IFAC director Charlie Palmer explores regulation and change in financial services.

 The retail financial services industry is the change-game.  The IFA industry has shrunk from 250,000 advisers to under 25,000 today.  Mortgage broking to the retired has replaced new pension saving.  Half the new mortgages are to the over 65’s today.

My most popular articles this year has been on Mifid2.  Arguably unnecessary, expensive to implement and not much help, it has also come at a difficult time for IFAs.   The Senior Managers Regime starts at the end of this year.  Does that explain the unsettled feeling you get at the end of each day?  CF10’s working alongside free-wheeling entrepreneurial founders looking to “take the firm to the next level” will fear being pinged for failures and will want to put the brakes on growth.

Following the Lighthouse proposed merger with Quilter, one third of the IFA industry now rests inside either Quilter or SJP.  Not bad when the model is a two-finger salute to the RDR.  Small IFAs have meantime flatlined like one of Darwin’s collections stored in Formalin, with ever increasing visitor numbers but no increase in supply or content.  “Below the radar”, they whisper and cash cows too!

Consumers are turning away from mass market advice, to make their own mistakes as witnessed by the vast amounts of sub £30k withdrawn from Occupational Pensions Schemes without advice and the NEST roll out, which ranks alongside the Lottery Fund in the ability to fool the poorest in society into thinking it is worthwhile to join in.

The regulator today controls the individuals, regulates the products and monitors the advice itself.  With three lines of defence it’s a wonder we still have scandals.

What to do about it?  The monopoly granted by HM Treasury to the FCA, means no one can remain an island in this world of change.  Help is required, and there is plenty of choice for advisers.

Either join a network, get the support you require in a support group, or pay for enhanced advice with compliance support. 

Network members struggle with two universal laws.  Firstly, reverse economies of scale, as the bigger the network, the more time they will spend on compliance due to enhanced FCA scrutiny and the second law is the lowest common denominator theory.  One bad apple and all that.

For those who seek support groups, they can join as members of Cherry online forum and use hidden identities, which is just as well when you see some of the questions!  A recent post asked “can a refugee with no visa get a mortgage?”  Well you have to learn somewhere. 

When I was running my network Financial Ltd, the FCA asked us to keep a register of mortgage brokers who had asked dumb questions, thus we could compile a list of firms who needed reining in.  It is worth remembering that when you phone your friendly FCA you might find your own name on their own fools register!  

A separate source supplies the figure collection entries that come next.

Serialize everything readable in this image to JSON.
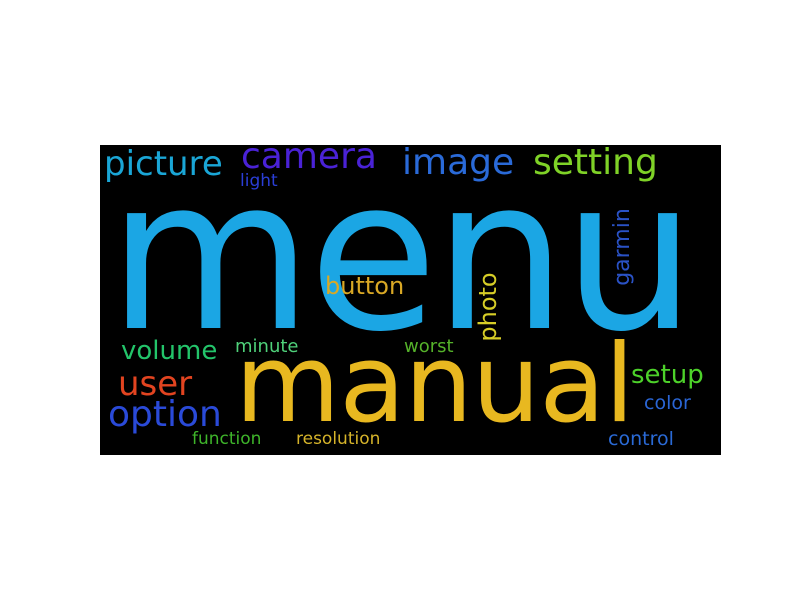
{
  "word_cloud": {
    "background": "#000000",
    "words": [
      {
        "id": "menu",
        "text": "menu",
        "color": "#1ba6e4"
      },
      {
        "id": "manual",
        "text": "manual",
        "color": "#e8b820"
      },
      {
        "id": "picture",
        "text": "picture",
        "color": "#1aa6d6"
      },
      {
        "id": "camera",
        "text": "camera",
        "color": "#4a22d6"
      },
      {
        "id": "image",
        "text": "image",
        "color": "#2a6ad8"
      },
      {
        "id": "setting",
        "text": "setting",
        "color": "#7fd227"
      },
      {
        "id": "light",
        "text": "light",
        "color": "#2a3ed6"
      },
      {
        "id": "garmin",
        "text": "garmin",
        "color": "#2a52c6"
      },
      {
        "id": "button",
        "text": "button",
        "color": "#d9a825"
      },
      {
        "id": "photo",
        "text": "photo",
        "color": "#d6cd27"
      },
      {
        "id": "volume",
        "text": "volume",
        "color": "#23c46a"
      },
      {
        "id": "minute",
        "text": "minute",
        "color": "#4fd17a"
      },
      {
        "id": "worst",
        "text": "worst",
        "color": "#55b22a"
      },
      {
        "id": "user",
        "text": "user",
        "color": "#e24420"
      },
      {
        "id": "setup",
        "text": "setup",
        "color": "#4dd22a"
      },
      {
        "id": "option",
        "text": "option",
        "color": "#2a4ad8"
      },
      {
        "id": "color",
        "text": "color",
        "color": "#2a66d6"
      },
      {
        "id": "function",
        "text": "function",
        "color": "#3eb52a"
      },
      {
        "id": "resolution",
        "text": "resolution",
        "color": "#d6b42a"
      },
      {
        "id": "control",
        "text": "control",
        "color": "#2a6ad6"
      }
    ]
  }
}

The third way to offset that individual risk is to link up with compliance support firms who have been there before, get their advice in writing and follow it.  What blame can you get for that?

All is not doom and gloom.  Automation is catching up, and time spent on near automated Suitability Reports is falling every month, as firms develop systems.  Text based conversation collates information directly onto the customer file and allows for quick search and will in the near future replace or replicate the Suitability Report.  The administrators’ role will be increasingly redundant, just as Microsoft put paid to the secretary 20 years ago.

All regulation is good for business.  It drives the weak and part timers to the wall, increases barriers to entry and enhances the profession.  Customers seem willing to pay.  An FCA licence today is a valuable thing.  If you don’t have a licence, it can take you up to six months to get one and if you stumble across a major mortgage deal, you need to be prepared to take life’s opportunities.  They will come and you need “opportunity luck” for success.